2.1.2 – Fontes: Código Civil
A funcionalização da propriedade e das relações contratuais – bases da atividade econômica no capitalismo – não poderia deixar de provocar profundas mudanças no ordenamento juridico das relações privadas.
As linhas-mestras do novo Codigo Civil – dessa “constituição do homem comum”, nas palavras de Miguel Reale – são os principios da eticidade, da operabilidade e da socialidade, os quais revelam uma evolução no sentido da valorização dos interesses coletivos em substituição do caráter marcadamente individualista do Codigo de 1916, que respondia aos anseios de uma sociedade agrícola.
Com efeito, em artigos-chave para a correta percepção da nova ordem jurídica das relações privadas, evidencia-se a teleologia de resguardar o bem comum, a ética e a simplificação do direito.
Nessa moldura, há, em primeiro lugar, uma explicitação do conteúdo ético do direito por meio dos conceitos da boa-fé objetiva e da função social dos institutos jurídicos.
Nos limites do nosso texto, interessa-nos principalmente o principio da socialidade que permeia as relações privadas por força dos conceitos do abuso de direito (arts. 187 e 1.228, par. 2º, CC), da função social da propriedade (art. 1228, par. 1º, CC) e do contrato (art. 421,CC).
O Codigo Civil de 2002, ao estatuir que o contrato e a propriedade não são direitos absolutos, mas sim apenas reconhecidos como direito subjetivo ou exercício legítimo da autonomia privada enquanto conciliados com os seus fins econômicos ou sociais, alinha-se ao texto constitucional, revelando, portanto, uma preocupacão de reafirmar a teleologia do bem comum, resguardando a sociedade de interpretações redutoras da ordem constitucional, indicando a fragilização da dicotomia entre direito público-privado.
No plano da legitimidade da propriedade e do contrato foram inseridos valores socioambientais (art. 1228, par. 1º, CPC).
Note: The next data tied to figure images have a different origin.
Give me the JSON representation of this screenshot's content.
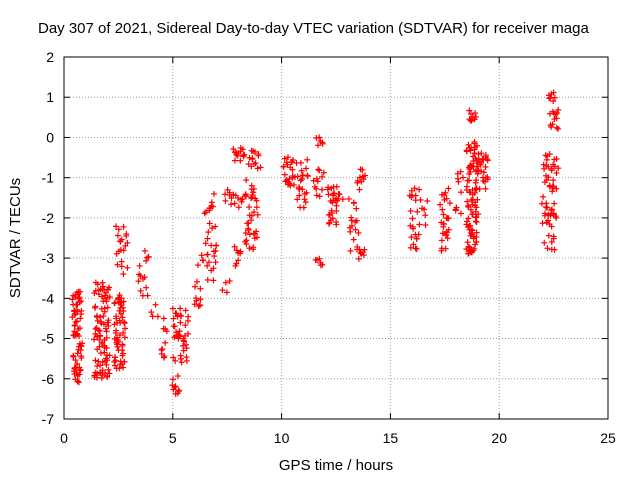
{
  "chart_data": {
    "type": "scatter",
    "title": "Day 307 of 2021, Sidereal Day-to-day VTEC variation (SDTVAR) for receiver maga",
    "xlabel": "GPS time / hours",
    "ylabel": "SDTVAR / TECUs",
    "xlim": [
      0,
      25
    ],
    "ylim": [
      -7,
      2
    ],
    "xticks": [
      0,
      5,
      10,
      15,
      20,
      25
    ],
    "yticks": [
      -7,
      -6,
      -5,
      -4,
      -3,
      -2,
      -1,
      0,
      1,
      2
    ],
    "grid": true,
    "marker": "+",
    "color": "#ff0000",
    "clusters": [
      {
        "x0": 0.4,
        "x1": 0.8,
        "ymin": -6.1,
        "ymax": -3.8,
        "n": 70
      },
      {
        "x0": 1.4,
        "x1": 2.1,
        "ymin": -6.0,
        "ymax": -3.6,
        "n": 90
      },
      {
        "x0": 2.3,
        "x1": 2.8,
        "ymin": -5.8,
        "ymax": -3.9,
        "n": 60
      },
      {
        "x0": 2.4,
        "x1": 2.9,
        "ymin": -3.4,
        "ymax": -2.2,
        "n": 20
      },
      {
        "x0": 3.4,
        "x1": 3.9,
        "ymin": -4.0,
        "ymax": -2.8,
        "n": 14
      },
      {
        "x0": 4.0,
        "x1": 4.3,
        "ymin": -4.5,
        "ymax": -3.9,
        "n": 4
      },
      {
        "x0": 4.5,
        "x1": 4.7,
        "ymin": -5.6,
        "ymax": -4.4,
        "n": 10
      },
      {
        "x0": 5.0,
        "x1": 5.3,
        "ymin": -6.4,
        "ymax": -5.9,
        "n": 10
      },
      {
        "x0": 5.0,
        "x1": 5.7,
        "ymin": -5.6,
        "ymax": -4.2,
        "n": 40
      },
      {
        "x0": 6.0,
        "x1": 6.4,
        "ymin": -4.2,
        "ymax": -2.9,
        "n": 14
      },
      {
        "x0": 6.5,
        "x1": 7.0,
        "ymin": -3.6,
        "ymax": -1.4,
        "n": 30
      },
      {
        "x0": 7.3,
        "x1": 7.6,
        "ymin": -3.9,
        "ymax": -3.5,
        "n": 4
      },
      {
        "x0": 7.4,
        "x1": 7.7,
        "ymin": -1.7,
        "ymax": -1.3,
        "n": 6
      },
      {
        "x0": 7.8,
        "x1": 8.1,
        "ymin": -3.2,
        "ymax": -2.7,
        "n": 8
      },
      {
        "x0": 7.7,
        "x1": 8.3,
        "ymin": -1.8,
        "ymax": -1.4,
        "n": 10
      },
      {
        "x0": 7.8,
        "x1": 8.3,
        "ymin": -0.6,
        "ymax": -0.2,
        "n": 14
      },
      {
        "x0": 8.3,
        "x1": 8.9,
        "ymin": -2.8,
        "ymax": -1.0,
        "n": 36
      },
      {
        "x0": 8.5,
        "x1": 9.0,
        "ymin": -0.8,
        "ymax": -0.3,
        "n": 14
      },
      {
        "x0": 10.1,
        "x1": 10.6,
        "ymin": -1.2,
        "ymax": -0.4,
        "n": 24
      },
      {
        "x0": 10.7,
        "x1": 11.2,
        "ymin": -1.8,
        "ymax": -0.5,
        "n": 24
      },
      {
        "x0": 11.6,
        "x1": 11.9,
        "ymin": -0.2,
        "ymax": 0.05,
        "n": 6
      },
      {
        "x0": 11.6,
        "x1": 11.9,
        "ymin": -3.2,
        "ymax": -3.0,
        "n": 6
      },
      {
        "x0": 11.5,
        "x1": 11.9,
        "ymin": -1.5,
        "ymax": -0.7,
        "n": 12
      },
      {
        "x0": 12.1,
        "x1": 12.6,
        "ymin": -2.2,
        "ymax": -1.2,
        "n": 28
      },
      {
        "x0": 12.5,
        "x1": 12.8,
        "ymin": -1.8,
        "ymax": -1.2,
        "n": 4
      },
      {
        "x0": 13.1,
        "x1": 13.5,
        "ymin": -2.9,
        "ymax": -1.4,
        "n": 16
      },
      {
        "x0": 13.5,
        "x1": 13.8,
        "ymin": -3.1,
        "ymax": -2.7,
        "n": 8
      },
      {
        "x0": 13.5,
        "x1": 13.8,
        "ymin": -1.3,
        "ymax": -0.7,
        "n": 10
      },
      {
        "x0": 15.9,
        "x1": 16.3,
        "ymin": -2.9,
        "ymax": -1.2,
        "n": 24
      },
      {
        "x0": 16.4,
        "x1": 16.7,
        "ymin": -2.3,
        "ymax": -1.3,
        "n": 6
      },
      {
        "x0": 17.3,
        "x1": 17.7,
        "ymin": -2.9,
        "ymax": -1.2,
        "n": 28
      },
      {
        "x0": 18.0,
        "x1": 18.3,
        "ymin": -1.9,
        "ymax": -0.6,
        "n": 10
      },
      {
        "x0": 18.5,
        "x1": 19.0,
        "ymin": -2.9,
        "ymax": -0.1,
        "n": 90
      },
      {
        "x0": 18.6,
        "x1": 18.9,
        "ymin": 0.4,
        "ymax": 0.7,
        "n": 10
      },
      {
        "x0": 18.9,
        "x1": 19.5,
        "ymin": -1.3,
        "ymax": -0.3,
        "n": 30
      },
      {
        "x0": 22.0,
        "x1": 22.6,
        "ymin": -2.8,
        "ymax": -0.2,
        "n": 50
      },
      {
        "x0": 22.3,
        "x1": 22.7,
        "ymin": 0.2,
        "ymax": 1.25,
        "n": 20
      },
      {
        "x0": 22.4,
        "x1": 22.7,
        "ymin": -1.3,
        "ymax": -0.7,
        "n": 8
      }
    ]
  }
}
Desse modo, por exemplo, a esfera de legitimidos a discutir a adequação da propriedade e do contrato às condicionantes jurídicas ampliam-se consideravelmente. Tanto a propriedade como o contrato, antes blindados pelo conceito de vontade individual e protegidos pelos conceitos nucleares da exclusividade de exercício (propriedade) e da relatividade dos efeitos(contrato), tornaram-se vulneráveis ao juízo de compatibilidade com as condicionantes indeterminadas impostas pelo ordenamento. Assim, por exemplo, a publicidade (um contrato) abusiva ou enganosa pode ser impugnada por terceiros (CDC); da mesma forma, uma propriedade ou contrato que viole as regras de concorrência ou normas ambientais não é mais um problema de poucos, mas de toda a sociedade.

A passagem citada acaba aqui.